US REP. JOHN LEWIS (D-GA), MY DOPPELGANGER
March 31, 2013
On this
Easter Morning, listening to Krista Tippett’s interview with US Rep. John
Lewis, who in the early sixties was leader of SNCC, the Student Non-Violent
Coordinating Committee, for the very first time in my life, I heard my
doppelganger. Soon after Mr. Lewis began
the hour saying that he was born a person of faith in being love, I began
answering the host’s questions in the precise words Mr. Lewis would use in is
answer. At the end of the interview, he
even said loving others meant being honest and open. He spoke of how his love extended to loving
animals, beginning with the chickens he raised and cried over at the dinner
table.
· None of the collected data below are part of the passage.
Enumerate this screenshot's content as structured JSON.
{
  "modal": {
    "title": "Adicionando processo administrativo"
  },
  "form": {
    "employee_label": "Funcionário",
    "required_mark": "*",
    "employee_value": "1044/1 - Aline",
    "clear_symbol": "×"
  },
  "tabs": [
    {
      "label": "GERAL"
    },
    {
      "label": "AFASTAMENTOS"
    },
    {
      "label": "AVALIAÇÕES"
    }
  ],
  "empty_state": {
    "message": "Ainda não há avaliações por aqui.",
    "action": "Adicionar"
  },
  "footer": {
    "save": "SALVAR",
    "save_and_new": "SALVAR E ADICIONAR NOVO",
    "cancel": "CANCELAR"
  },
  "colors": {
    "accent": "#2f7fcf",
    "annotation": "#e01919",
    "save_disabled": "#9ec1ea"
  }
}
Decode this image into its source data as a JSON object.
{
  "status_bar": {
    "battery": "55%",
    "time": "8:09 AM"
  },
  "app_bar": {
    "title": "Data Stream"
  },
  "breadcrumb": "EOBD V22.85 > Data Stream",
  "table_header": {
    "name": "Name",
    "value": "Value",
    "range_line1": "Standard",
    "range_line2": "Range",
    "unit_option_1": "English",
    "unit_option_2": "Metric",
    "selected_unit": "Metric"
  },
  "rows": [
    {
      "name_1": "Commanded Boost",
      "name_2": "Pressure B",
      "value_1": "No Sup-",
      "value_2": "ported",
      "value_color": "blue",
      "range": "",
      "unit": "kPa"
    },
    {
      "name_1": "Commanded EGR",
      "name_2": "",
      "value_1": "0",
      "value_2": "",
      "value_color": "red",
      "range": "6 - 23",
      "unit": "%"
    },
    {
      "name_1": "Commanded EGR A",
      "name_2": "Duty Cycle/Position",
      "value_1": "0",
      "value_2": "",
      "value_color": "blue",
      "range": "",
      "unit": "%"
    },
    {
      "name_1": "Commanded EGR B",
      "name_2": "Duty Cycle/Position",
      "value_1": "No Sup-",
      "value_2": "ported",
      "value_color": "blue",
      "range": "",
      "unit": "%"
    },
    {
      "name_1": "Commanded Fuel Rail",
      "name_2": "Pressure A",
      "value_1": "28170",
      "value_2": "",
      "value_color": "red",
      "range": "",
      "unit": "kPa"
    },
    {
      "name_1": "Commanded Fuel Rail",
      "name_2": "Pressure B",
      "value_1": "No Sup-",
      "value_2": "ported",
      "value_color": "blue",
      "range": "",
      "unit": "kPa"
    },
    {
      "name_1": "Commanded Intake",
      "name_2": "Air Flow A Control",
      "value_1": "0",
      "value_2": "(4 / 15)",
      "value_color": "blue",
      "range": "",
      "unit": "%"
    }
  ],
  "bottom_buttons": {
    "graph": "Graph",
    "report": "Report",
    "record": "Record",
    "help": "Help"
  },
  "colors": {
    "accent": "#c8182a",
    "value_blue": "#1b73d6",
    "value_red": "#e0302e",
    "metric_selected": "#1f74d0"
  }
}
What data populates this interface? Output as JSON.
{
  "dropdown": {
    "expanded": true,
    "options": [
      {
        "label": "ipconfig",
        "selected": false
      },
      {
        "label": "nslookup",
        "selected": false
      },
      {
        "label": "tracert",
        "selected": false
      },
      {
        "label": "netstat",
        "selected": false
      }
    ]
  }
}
He talked about how easily he
cried at moments of enjoyment of love.
He stressed patience and persistence, that our role was to carry on the
struggle, in the faith that in generations to come, humanity as a whole would
be integrated into a loving community.
When asked how he and others in SNCC trained for nonviolent satyagraha
(failure to cooperate with segregation), he spoke of studying principles of
nonviolence as written by the likes of Gandhi and Thoreau, and when confronting
those who would be one’s enemies as later in Selma (where Lewis was beaten
unconscious), to maintain eye contact and try to smile to disarm one’s
opponents. I regularly find what I know
as the force of love, and what I call peacemaking as a way of life, a way of
being in all one’s relations. But I have
never before heard someone use the same words at the same moment I find myself
using them to convey the faith that embodies both our lives. If anyone has bothered trying to understand
what I mean by peacemaking, check out what Mr. Lewis says about his
praxis. He talks of his thinking and speech
evolving with age, and so the words he used in this week’s “On Being” program,
like the words I am using to describe peacemaking, are not what they were and
will probably keep changing, as each of us tries to use the language of our
audiences of the moment. For now, this
is probably the only time in my life that I will ever feel comfortable saying
that this person might as well be speaking for me too. Happy Easter.